Challenging the Image of the Villain: Catherine De Medici's Politics for Peace

Saturday, January 6, 2018
Atrium (Marriott Wardman Park)
Grace Parker, North Carolina State University
Catherine de Medici is often portrayed as a villain in French religious history. In 16th century France she went through several significant public image changes with the final one as the woman who had orchestrated the St. Bartholomew's Day Massacre of the French Huguenots in 1572. However, this predominant view of her disregards her political work during the decades before the Massacre. These evolving changes in her image are the main focus of this proposal.
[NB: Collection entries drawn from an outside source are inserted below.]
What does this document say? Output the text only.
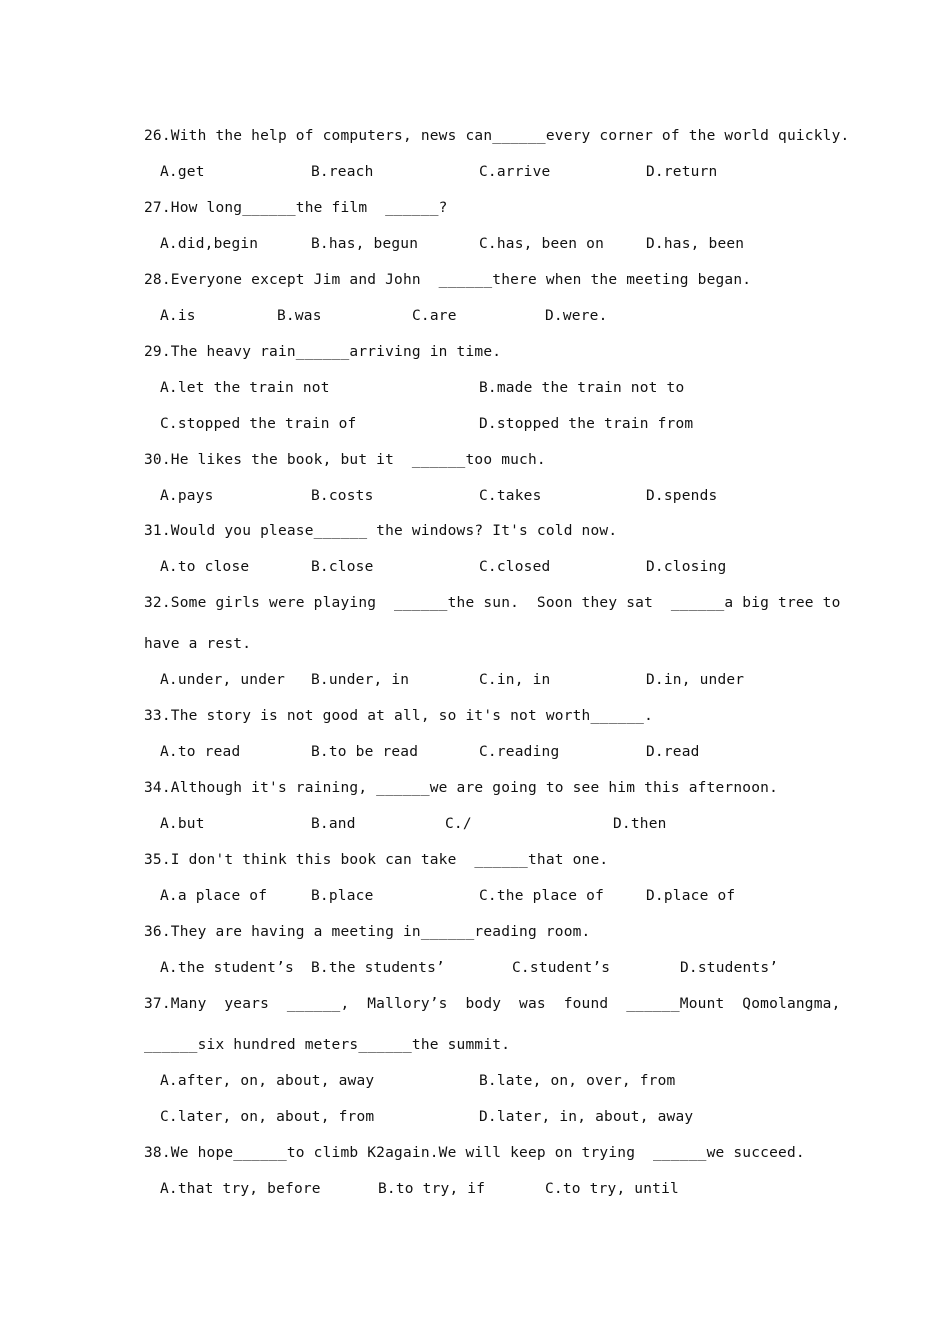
26.With the help of computers, news can______every corner of the world quickly.
A.get	B.reach	C.arrive	D.return
27.How long______the film  ______?
A.did,begin	B.has, begun	C.has, been on	D.has, been
28.Everyone except Jim and John  ______there when the meeting began.
A.is	B.was	C.are	D.were.
29.The heavy rain______arriving in time.
A.let the train not	B.made the train not to
C.stopped the train of	D.stopped the train from
30.He likes the book, but it  ______too much.
A.pays	B.costs	C.takes	D.spends
31.Would you please______ the windows? It's cold now.
A.to close	B.close	C.closed	D.closing
32.Some girls were playing  ______the sun.  Soon they sat  ______a big tree to
have a rest.
A.under, under B.under, in	C.in, in	D.in, under
33.The story is not good at all, so it's not worth______.
A.to read	B.to be read	C.reading	D.read
34.Although it's raining, ______we are going to see him this afternoon.
A.but	B.and	C./	D.then
35.I don't think this book can take  ______that one.
A.a place of	B.place	C.the place of	D.place of
36.They are having a meeting in______reading room.
A.the student’s B.the students’	C.student’s	D.students’
37.Many  years  ______,  Mallory’s  body  was  found  ______Mount  Qomolangma,
______six hundred meters______the summit.
A.after, on, about, away	B.late, on, over, from
C.later, on, about, from	D.later, in, about, away
38.We hope______to climb K2again.We will keep on trying  ______we succeed.
A.that try, before	B.to try, if	C.to try, until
Before the massacre she strategically used her gendered role as a queen, a widow, and a queen mother in an attempt to be viewed in a positive way which can be gathered from official portraits of her throughout her life. Unlike some of her contemporaries, such as Queen Elizabeth I in England who broke from the typical “ideal” woman by never marrying, Catherine gained power and respect by conforming to the contemporary expectations of her gender. She portrayed herself as a devoted wife and mother and sometimes used extreme measures to encourage people to see her as such. In my broader research, I am exploring what tools Catherine used to show her conforming gender performance that was expected at the time and how this resulted in gaining significant freedom and power. Focusing on her political work before the Massacre illuminates how she succeeded in negotiations and the different ways she tried to establish peace during the feud of Catholics vs. Protestants. This might question the common narrative that Catherine manipulated her son, King Louis XXX, into ordering the murder of those Huguenot leaders. Basing my research on the comprehensive collection of her (edited) letters allows further understanding of her use of personal networks for political goals. The poster will focus on change in visual portrayals of Catherine de Medici both before and after the massacre. Using a timeline and these depictions of Catherine over time, it will explore the downward spiral of her reputation as reflected in her visual representation, ultimately becoming an icon of fierce Catholic oppression and violence. The poster will especially question the gendered dimension of these representations. Challenging the evolving visual narrative will be embedded in the broader reframing of her political work.